Por Simon Childs | 12/04/2022

A franquia hoteleira alterou a marca identitária do seu “Freedom Cafe” [Café da Liberdade] no Leste de Londres após a reclamação de cooptação por um grupo anarquista local.

Anarquistas do Leste de Londres acusaram a rede de hotéis Hilton de copiar sua imagem e histórias radicais como uma marca de identidade de um bar de luxo para “tipos punheteiros da cidade”, em que coquetéis custam até £14 [cerca de 86 reais em abril de 2022].

O Freedom Cafe era para ser um cocktail lounge temático no Leste de Londres, cujo tema era o anarco-comunismo. Quando abriu em outubro, os clientes sentavam em uma elegante cadeira de couro e gastavam £13 [~R$80] em uma mistura de vodka chamada “the Russian Anarchist” [o anarquista russo] em homenagem a Peter Kropotkin, que escapou para Londres depois de ser detido na Rússia tsarista por atividade política subversiva. Ou, por apenas £11 [~R$68], poderiam pedir um coquetel virgem chamado “Why Work?” [por que trabalhar?], “em homenagem a uma provocativa série de ensaios dissecando o trabalho, suas formas sob o capitalismo e as possibilidades para uma sociedade alternativa que produz com base em nossas necessidades ao invés de por mera avareza”.
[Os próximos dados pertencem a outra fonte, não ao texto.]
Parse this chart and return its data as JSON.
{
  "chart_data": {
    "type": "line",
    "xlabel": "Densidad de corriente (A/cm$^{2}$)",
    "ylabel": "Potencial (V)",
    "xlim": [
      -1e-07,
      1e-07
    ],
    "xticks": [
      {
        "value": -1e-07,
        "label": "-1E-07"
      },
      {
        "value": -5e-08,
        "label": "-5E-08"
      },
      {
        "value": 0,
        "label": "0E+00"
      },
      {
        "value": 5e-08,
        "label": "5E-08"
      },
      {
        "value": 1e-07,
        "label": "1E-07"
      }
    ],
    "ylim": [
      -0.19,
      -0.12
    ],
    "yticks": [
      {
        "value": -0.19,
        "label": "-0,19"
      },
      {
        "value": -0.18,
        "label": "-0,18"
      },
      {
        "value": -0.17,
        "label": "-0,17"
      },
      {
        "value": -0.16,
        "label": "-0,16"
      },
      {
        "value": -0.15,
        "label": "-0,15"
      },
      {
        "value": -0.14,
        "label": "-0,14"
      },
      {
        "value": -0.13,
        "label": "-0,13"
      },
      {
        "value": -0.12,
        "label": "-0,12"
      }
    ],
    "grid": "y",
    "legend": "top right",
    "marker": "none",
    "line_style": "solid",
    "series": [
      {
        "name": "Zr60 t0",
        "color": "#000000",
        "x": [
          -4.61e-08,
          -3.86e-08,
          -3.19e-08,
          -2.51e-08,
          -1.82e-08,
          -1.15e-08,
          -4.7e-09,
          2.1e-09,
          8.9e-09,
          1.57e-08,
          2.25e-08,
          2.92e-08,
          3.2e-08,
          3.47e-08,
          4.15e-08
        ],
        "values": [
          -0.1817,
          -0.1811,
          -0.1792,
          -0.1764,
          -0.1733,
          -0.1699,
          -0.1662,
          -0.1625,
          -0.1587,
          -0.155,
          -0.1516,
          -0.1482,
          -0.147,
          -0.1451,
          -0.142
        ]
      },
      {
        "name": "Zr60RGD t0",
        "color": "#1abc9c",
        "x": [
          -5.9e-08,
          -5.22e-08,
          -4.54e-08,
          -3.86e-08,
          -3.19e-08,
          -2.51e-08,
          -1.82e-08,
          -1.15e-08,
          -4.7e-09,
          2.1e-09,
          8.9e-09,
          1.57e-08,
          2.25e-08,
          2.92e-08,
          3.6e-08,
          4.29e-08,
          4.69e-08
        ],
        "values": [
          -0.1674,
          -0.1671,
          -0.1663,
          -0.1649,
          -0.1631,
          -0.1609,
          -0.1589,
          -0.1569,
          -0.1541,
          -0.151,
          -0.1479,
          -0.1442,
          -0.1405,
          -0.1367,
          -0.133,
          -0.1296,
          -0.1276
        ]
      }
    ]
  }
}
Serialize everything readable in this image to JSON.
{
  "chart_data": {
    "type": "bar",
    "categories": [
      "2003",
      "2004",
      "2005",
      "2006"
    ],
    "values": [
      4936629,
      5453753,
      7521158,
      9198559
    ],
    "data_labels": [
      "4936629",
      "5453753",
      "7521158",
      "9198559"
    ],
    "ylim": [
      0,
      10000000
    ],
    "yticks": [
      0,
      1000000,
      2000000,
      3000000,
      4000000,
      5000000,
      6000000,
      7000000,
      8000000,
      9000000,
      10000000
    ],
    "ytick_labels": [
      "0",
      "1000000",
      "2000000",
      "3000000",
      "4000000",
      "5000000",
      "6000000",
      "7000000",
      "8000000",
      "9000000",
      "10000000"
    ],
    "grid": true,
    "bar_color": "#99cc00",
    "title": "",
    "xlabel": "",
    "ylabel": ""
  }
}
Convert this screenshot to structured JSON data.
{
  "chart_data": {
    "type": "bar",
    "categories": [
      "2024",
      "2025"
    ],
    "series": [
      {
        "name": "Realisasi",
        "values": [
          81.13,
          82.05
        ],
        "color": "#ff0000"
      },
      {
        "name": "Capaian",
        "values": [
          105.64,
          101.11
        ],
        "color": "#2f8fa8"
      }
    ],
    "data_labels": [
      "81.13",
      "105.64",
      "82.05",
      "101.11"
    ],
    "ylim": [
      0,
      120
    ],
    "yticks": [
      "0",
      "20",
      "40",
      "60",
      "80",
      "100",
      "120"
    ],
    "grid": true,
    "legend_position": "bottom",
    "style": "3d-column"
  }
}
O café foi nomeado em homenagem à histórica editora anarquista Freedom Press, localizada no final da rua, em Whitechapel. O cardápio do bar foi feito para parecer uma cópia do Freedom Press, um jornal anarquista publicado desde 1886, com “Anarchist Weekly” escrito no topo da página. Oferecia [em tradução livre,] “anarquia, café, bebidas e comida de bar”.

Há apenas um problema. O Freedom Press – ainda um coletivo anarquista que publica livros e tem uma livraria em Whitechapel – diz nunca ter sido consultado sobre isso e está furioso.

Em um artigo publicado anonimamente no site Freedom News do grupo, um membro explica como eles pensaram que era um trote de primeiro de abril de um amigo, “sabendo o quanto odiamos a cooptação nublosa da bebida na cultura londrina para o consumo de tipos punheteiros da cidade.”

Vendo o café como o mais recente exemplo da gentrificação do antigo distrito periférico, adicionaram: “É certeza de que essas pessoas são sem noção o suficiente para um roubo generalizado do nosso nome, nossas fotos e até mesmo a introdução da história em nosso próprio website para um exercício corporativo de identidade de marca sem a mínima reflexão?”

Mas isso foi exatamente o que aconteceu. Pertencente ao grupo hoteleiro multinacional Hilton, o café é parte do Canopy by Hilton London City, “Um hotel vibrante com a aura do Leste Londrino.”

O Hilton foi forçado a fazer algumas mudanças após a reclamação dos anarquistas.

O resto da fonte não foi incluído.